Structure: Creating an Open Collaborative Workforce

The “structure” area addresses the way different areas of the organization work together.

In the Industrial Age, work environments were hierarchical—the chain of command was clear and linear, and each employee did only the tasks that fell within his or her specific job assignment. An information-driven society demands that the workforce be structured more efficiently and in a manner that can better adapt to changing circumstances.

To make the best use of employees and their talents, one organization is adopting a networked, open, and collaborative workforce structure. The model it is adopting involves relinquishing exclusive control of its talent in favor of a more inclusive model that draws on the best talent available—internal and external. Rather than being separated by department and job description, employees in this organization form networks made up of generalists and a smaller number of specialists. When necessary, this full-time workforce is assisted by a reserve of contingency workers—experts who are on-call and available. Contingency workers are called in when the organization requires a fresh perspective andhighly specialized expertise or skills that can’t be learned internally in the required timeframe.

Adaptive organizations hire for interpersonal, teaming and leadership abilities— people who bring a range of ideas to discussions and tasks, not just specific competencies. Therefore, the emphasis should be on hiring first-rate minds. Proficiencies can be learned, but organizations today and tomorrow need thinkers who can work intuitively, seeing scenarios and patterns where only pieces of information exist.

Technology: Enabling Knowledge Transfer

The “technology” area addresses how organizations use information systems, communications systems, and other tools to enable business operations.

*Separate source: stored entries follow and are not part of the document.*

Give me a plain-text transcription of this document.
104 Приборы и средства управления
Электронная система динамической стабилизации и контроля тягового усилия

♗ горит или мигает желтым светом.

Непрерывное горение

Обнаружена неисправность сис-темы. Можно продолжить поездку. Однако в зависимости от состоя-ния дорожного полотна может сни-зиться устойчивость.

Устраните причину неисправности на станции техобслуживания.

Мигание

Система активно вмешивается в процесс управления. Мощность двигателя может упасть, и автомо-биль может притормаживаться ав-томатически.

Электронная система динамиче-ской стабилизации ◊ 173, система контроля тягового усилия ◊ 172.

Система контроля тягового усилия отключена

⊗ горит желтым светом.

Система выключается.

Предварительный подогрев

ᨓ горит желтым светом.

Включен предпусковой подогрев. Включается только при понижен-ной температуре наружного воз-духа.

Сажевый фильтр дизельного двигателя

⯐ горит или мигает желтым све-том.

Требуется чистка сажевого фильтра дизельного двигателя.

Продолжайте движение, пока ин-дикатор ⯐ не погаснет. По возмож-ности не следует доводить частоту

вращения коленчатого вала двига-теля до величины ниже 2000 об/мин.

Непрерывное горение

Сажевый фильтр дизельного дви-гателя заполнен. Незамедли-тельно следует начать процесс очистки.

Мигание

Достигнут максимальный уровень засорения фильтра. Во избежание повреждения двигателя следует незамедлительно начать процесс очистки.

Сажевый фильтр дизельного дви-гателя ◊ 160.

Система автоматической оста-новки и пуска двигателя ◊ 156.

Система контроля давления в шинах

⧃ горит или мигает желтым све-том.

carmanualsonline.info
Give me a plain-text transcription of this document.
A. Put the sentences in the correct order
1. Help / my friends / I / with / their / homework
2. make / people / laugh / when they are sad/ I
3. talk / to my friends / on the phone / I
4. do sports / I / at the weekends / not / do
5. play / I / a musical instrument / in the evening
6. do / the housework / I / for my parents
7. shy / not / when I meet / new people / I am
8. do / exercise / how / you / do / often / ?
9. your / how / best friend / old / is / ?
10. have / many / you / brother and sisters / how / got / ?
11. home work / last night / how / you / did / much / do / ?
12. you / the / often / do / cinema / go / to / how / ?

In this area, many organizations make the same mistake: viewing technology as infrastructure rather than as an enabler of knowledge transfer among organization members. This creates a “work-around” culture in which members use technology but don’t leverage it in such a way that it can help truly lead the organization.

One government organization has struggled trying to provide its people with the tools they need to perform effectively as the agency’s mission and environment change. For example, they had evolved their business model to allow employees to work from home or in field offices closer to their customers but have provided these workers with outmoded computers and mobile phones, making it difficult to remain up-to-date on management guidance from headquarters. They also found that one particular knowledge management system was so vital to the organization’s strategy that losing it risked mission failure, but that their contracting and other processes were so archaic that they could only apply patch after patch instead of installing a state-of-the-art replacement. “We needed a top-to-bottom assessment of what the roadblocks are to modernizing our IT systems and a plan for adapting them to be ready for what the future demands,” said an executive.

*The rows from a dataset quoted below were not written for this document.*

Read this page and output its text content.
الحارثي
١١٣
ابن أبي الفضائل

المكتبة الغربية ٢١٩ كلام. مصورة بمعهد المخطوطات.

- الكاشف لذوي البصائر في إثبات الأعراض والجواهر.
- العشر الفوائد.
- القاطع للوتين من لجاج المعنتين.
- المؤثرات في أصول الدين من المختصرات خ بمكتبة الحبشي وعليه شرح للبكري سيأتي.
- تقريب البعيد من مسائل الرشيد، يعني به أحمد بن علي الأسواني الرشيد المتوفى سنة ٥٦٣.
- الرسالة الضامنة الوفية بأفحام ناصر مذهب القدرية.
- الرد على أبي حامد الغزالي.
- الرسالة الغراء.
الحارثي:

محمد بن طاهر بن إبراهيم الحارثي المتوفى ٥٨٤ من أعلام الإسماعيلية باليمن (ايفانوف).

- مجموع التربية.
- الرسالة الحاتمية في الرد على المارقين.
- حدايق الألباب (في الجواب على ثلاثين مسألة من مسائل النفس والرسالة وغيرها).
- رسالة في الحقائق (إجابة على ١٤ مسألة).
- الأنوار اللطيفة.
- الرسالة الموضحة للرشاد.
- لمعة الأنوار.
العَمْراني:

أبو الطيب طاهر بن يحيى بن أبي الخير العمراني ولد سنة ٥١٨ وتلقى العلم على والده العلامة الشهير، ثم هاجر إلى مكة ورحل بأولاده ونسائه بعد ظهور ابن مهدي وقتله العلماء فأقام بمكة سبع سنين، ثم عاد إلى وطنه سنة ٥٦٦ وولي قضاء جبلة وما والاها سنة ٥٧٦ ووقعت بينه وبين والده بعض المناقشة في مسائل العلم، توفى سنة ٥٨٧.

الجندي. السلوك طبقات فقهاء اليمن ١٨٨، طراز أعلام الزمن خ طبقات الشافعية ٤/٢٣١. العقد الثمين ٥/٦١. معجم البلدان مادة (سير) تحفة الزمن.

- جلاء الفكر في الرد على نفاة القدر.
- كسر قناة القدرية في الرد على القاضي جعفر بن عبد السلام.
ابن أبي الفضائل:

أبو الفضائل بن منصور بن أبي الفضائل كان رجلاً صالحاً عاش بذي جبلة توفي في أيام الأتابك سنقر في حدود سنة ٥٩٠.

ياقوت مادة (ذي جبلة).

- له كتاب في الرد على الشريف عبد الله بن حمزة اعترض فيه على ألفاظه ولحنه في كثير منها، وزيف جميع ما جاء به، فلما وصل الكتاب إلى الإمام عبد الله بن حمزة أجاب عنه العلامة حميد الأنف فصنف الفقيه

In another example, a U.S. military organization outfitted troops overseas with complex electronic interpreters that would capture speech and translate it into English. The problem with these $10,000 machines, however, was that they only facilitated one-way communication—they didn’t translate English into the native language, so soldiers could listen to but not speak to nationals. Improvising in the field, a group of Marines developed a picture board that allowed military personnel and nationals to communicate pictorially. Each board cost only $10 and improved communication substantially.

In both examples, the technology in question would have been immeasurably more effective had its users recognized its true purpose: communicating knowledge efficiently and effectively. Whether it is a case of too little technology (as with the outdated equipment) or too much (as with the ineffective translators), adaptiveness suffers and success is at risk.